Wakil Ketua Komisi XI ini berharap, demi pemulihan ekonomi nasional, pemerintah sebisa mungkin tidak membuat kebijakan yang justru memperkeruh keadaan. Pemerintah semestinya memberikan perlindungan kepada industri padat karya seperti Sigaret Kretek Tangan (SKT) untuk tetap bisa bertahan demi perlindungan tenaga kerja. Hal ini dapat dilakukan dengan cara tidak menaikkan tarif cukai SKT pada 2022.

“Yang kita harapkan, pembuatan kebijakan atau rencana kenaikan cukai di tahun 2022, pemerintah jangan hanya memikirkan aspek kesehatan namun juga aspek penerimaan negara, ketenagakerjaan hingga peredaran rokok ilegal.
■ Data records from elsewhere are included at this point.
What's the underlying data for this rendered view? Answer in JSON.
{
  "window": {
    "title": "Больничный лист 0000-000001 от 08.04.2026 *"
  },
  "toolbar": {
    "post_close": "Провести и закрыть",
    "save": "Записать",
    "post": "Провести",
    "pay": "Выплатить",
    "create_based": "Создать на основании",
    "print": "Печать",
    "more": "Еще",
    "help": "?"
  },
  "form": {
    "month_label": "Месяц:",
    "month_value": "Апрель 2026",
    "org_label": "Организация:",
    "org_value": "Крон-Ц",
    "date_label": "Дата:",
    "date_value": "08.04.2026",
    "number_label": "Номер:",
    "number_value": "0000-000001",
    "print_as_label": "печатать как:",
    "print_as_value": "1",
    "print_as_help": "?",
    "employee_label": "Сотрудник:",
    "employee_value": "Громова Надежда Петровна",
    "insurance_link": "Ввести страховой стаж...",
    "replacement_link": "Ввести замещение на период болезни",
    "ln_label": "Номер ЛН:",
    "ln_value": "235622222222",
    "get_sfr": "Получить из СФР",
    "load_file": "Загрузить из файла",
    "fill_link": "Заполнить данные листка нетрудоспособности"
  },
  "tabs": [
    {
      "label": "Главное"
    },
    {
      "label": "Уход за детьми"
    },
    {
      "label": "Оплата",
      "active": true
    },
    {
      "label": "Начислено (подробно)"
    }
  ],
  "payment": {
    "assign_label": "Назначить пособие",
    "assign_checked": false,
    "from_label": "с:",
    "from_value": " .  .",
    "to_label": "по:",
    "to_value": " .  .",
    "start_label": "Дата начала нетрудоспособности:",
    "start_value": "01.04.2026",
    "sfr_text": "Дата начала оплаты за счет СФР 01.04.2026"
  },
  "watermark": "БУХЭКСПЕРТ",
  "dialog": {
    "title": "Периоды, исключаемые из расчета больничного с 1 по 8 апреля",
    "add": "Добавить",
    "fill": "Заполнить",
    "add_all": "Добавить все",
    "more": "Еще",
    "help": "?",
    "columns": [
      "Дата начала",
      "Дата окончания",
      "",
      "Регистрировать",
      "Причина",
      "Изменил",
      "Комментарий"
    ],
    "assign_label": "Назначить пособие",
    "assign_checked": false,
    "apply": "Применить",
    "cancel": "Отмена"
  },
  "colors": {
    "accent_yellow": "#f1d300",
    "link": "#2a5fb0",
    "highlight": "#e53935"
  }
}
Sebaiknya kebijakan cukai rokok juga perlu memperhitungkan dampak terhadap perekonomian rakyat kecil”, tutup Fathan.

 

* Untuk mengetahui kebenaran informasi yang beredar, silakan WhatsApp ke nomor 0811 9787 670 hanya dengan ketik kata kunci yang diinginkan.

Perburuk Nasib Buruh

20160930- Bea Cukai Rilis Temuan Rokok Ilegal-Jakarta- Faizal Fanani
Petugas memperlihatkan rokok ilegal yang telah terkemas di Kantor Dirjen Bea Cukai, Jakarta, Jumat (30/9). Rokok ilegal ini diproduksi oleh mesin dengan total produksi 1500 batang per menit. (Liputan6.com/Faizal Fanani)

Kekhawatiran juga diutarakan oleh Badaruddin, Sekjen Serikat Buruh Muslim Indonesia (Sarbumusi) Kudus, Jawa Tengah. Ia menegaskan bila kenaikan cukai terjadi, pabrikan akan melakukan sejumlah penyesuaian sehingga dapat memperburuk nasib buruh.

“Pabrikan akan mengencangkan ikat pinggang. Mulai dari pengurangan bahan baku dan yang pasti pengurangan tenaga kerja. Pabrikan akan mengkalkukasi pengeluaran, dan jelas pengeluaran dari sisi karyawan salah satunya,” ujar Badaruddin.

Segmen SKT sebagai penyerap utama tenaga kerja di IHT dinilai akan merasakan dampak paling signifikan jika terjadi kenaikan cukai. Buruh SKT yang membuat rokok secara manual dan diberikan upah sesuai dengan hasil produksi rokok yang dihasilkan akan mengalami penurunan pendapatan signifikan jika permintaan produksi rokok SKT berkurang.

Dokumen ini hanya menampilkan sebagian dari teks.